Defines Rust functions callable from OCaml.

The first argument in these functions declarations is a name to bind a &mut OCamlRuntime.

Arguments and return values must be of type OCamlRef<T>, or f64 in the case of unboxed floats.

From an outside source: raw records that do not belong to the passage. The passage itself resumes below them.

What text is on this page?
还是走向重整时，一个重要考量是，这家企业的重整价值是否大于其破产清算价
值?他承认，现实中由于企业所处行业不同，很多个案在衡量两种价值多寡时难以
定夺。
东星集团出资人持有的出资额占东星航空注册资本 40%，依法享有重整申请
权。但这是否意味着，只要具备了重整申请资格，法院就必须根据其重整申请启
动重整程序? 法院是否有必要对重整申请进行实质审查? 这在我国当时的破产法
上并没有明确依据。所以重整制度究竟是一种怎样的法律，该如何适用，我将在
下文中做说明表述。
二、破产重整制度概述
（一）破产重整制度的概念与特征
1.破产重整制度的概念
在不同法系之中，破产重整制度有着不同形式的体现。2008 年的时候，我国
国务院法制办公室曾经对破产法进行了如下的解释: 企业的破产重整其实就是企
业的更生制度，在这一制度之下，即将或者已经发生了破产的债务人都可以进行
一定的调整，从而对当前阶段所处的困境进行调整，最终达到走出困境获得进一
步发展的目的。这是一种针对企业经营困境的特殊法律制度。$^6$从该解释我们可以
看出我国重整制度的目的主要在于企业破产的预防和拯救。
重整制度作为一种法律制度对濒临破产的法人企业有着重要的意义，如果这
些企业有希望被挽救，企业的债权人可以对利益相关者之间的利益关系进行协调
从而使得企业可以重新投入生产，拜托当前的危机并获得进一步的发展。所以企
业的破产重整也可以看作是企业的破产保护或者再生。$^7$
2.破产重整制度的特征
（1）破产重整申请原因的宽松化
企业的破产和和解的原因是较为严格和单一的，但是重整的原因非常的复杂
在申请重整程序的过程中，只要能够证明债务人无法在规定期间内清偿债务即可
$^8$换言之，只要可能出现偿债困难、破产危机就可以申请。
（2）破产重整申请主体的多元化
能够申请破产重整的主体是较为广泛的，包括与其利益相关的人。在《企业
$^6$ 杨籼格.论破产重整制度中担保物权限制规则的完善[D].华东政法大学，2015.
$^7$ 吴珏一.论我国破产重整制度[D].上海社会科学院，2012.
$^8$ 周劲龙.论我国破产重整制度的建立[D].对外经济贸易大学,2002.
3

The return type defaults to OCaml<()> when omitted.

Examples

ocaml_export! {
    fn rust_twice(cr, num: OCamlRef<OCamlInt>) -> OCaml<OCamlInt> {
        let num: i64 = num.to_rust(cr);
        unsafe { OCaml::of_i64_unchecked(num * 2) }
    }

    fn rust_twice_boxed_i32(cr, num: OCamlRef<OCamlInt32>) -> OCaml<OCamlInt32> {
        let num: i32 = num.to_rust(cr);
        let result = num * 2;
        result.to_ocaml(cr)
    }

    fn rust_add_unboxed_floats_noalloc(_cr, num: f64, num2: f64) -> f64 {
        num * num2
    }

    fn rust_twice_boxed_float(cr, num: OCamlRef<OCamlFloat>) -> OCaml<OCamlFloat> {
        let num: f64 = num.to_rust(cr);
        let result = num * 2.0;
        result.to_ocaml(cr)
    }

    fn rust_increment_ints_list(cr, ints: OCamlRef<OCamlList<OCamlInt>>) -> OCaml<OCamlList<OCamlInt>> {
        let mut vec: Vec<i64> = ints.to_rust(cr);

        for i in 0..vec.len() {
            vec[i] += 1;
        }

        vec.to_ocaml(cr)
    }

    fn rust_make_tuple(cr, fst: OCamlRef<String>, snd: OCamlRef<OCamlInt>) -> OCaml<(String, OCamlInt)> {
        let fst: String = fst.to_rust(cr);
        let snd: i64 = snd.to_rust(cr);
        let tuple = (fst, snd);
        tuple.to_ocaml(cr)
    }
}